About 500 oil tankers a year visit U.S. refineries just south of the border

By Mark Rushton

When I read last week that the U.S. is sending its Coast Guard to investigate oil tanker traffic coming into Vancouver, due to concerns about possible environmental damage to the San Juan Islands, I thought it a bit hypocritical.

The reason: for the past 40 years, about 500 oil tankers a year visit U.S. refineries just south of the border. No concern it seems about them, but if Canada wants to increase its volume, there’s suddenly an issue about potential oil spills?

Seems I’m not the only one who wonders about the anomaly of protest against Canadian shipment of oil while the massive volumes transported adjacent to our waters are seemingly ignored. While I was mulling over this topic, the Vancouver Sun’s Pete McMartin published a similar piece on Saturday.

Pete points out that not only is there Cherry Point just south of Boundary Bay, but two more refineries in Ferndale and another two in Anacortes, all of which are in receipt of daily tanker traffic from, I’m assuming, Valdez and other Alaskan oil shipping points.

In addition, Cherry Point also receives Canadian crude via pipeline from Kinder Morgan – the evil incarnate to environmentalists in this area.

Point of fact, according to McMartin, we on the Lower Mainland receive 20,000 barrels of gasoline daily from Washington State to keep our cars and trucks and the economy running. And if it weren’t for the jet fuel sent north to YVR, no passenger planes would get off the ground in B.C.

So, are we dependent on oil, and are we dependent on tankers and pipelines? Yes, and yes, and so is our economy that supplies us with such things as health care, education and the ability for an income that allows us the freedom to protest.
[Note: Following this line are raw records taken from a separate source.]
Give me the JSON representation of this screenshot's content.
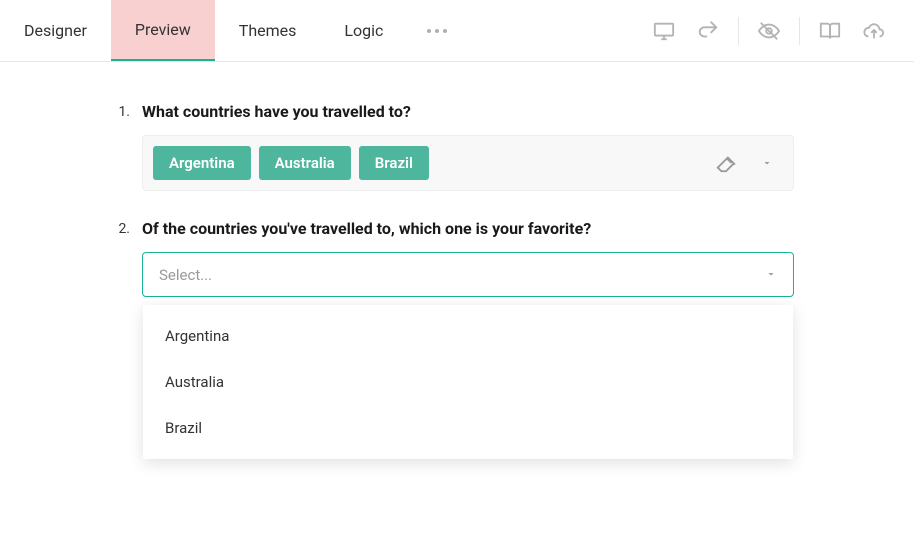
{
  "toolbar": {
    "tabs": [
      {
        "label": "Designer"
      },
      {
        "label": "Preview"
      },
      {
        "label": "Themes"
      },
      {
        "label": "Logic"
      }
    ]
  },
  "questions": {
    "q1": {
      "num": "1.",
      "title": "What countries have you travelled to?",
      "tags": [
        "Argentina",
        "Australia",
        "Brazil"
      ]
    },
    "q2": {
      "num": "2.",
      "title": "Of the countries you've travelled to, which one is your favorite?",
      "placeholder": "Select...",
      "options": [
        "Argentina",
        "Australia",
        "Brazil"
      ]
    }
  }
}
Washington State, and the American economy, is willing to take environmental risks … and believe me, there are risks that could irreparably damage the environmental health of the Salish Sea/Georgia Strait/Gulf Islands. Should we add to that risk by increasing tanker traffic out of Vancouver or do we, while the Americans continue to receive and process oil to sell to us, allow ourselves to compromise our economic health?

How is it that we can protest ships sailing out of Vancouver, and pipelines supplying American refineries, while ignoring what’s happening immediately south of our border?

In a perfect world, there would be no mining, no clear-cutting and no burning of fossil fuels – but it would likely be a world with people living in the Stone Age.

Our freedom to move, to build homes, create jobs and develop societies are all tied to exploiting what is loosely termed “our environment.” Should we rape it? No, but until some form of benign energy source is discovered, we have to use it as best we can.

And with billions of people  now on the planet, progress good or bad isn’t going to suddenly come to an abrupt halt because a relative handful of people in B.C. say ‘no’ to any more exploitation.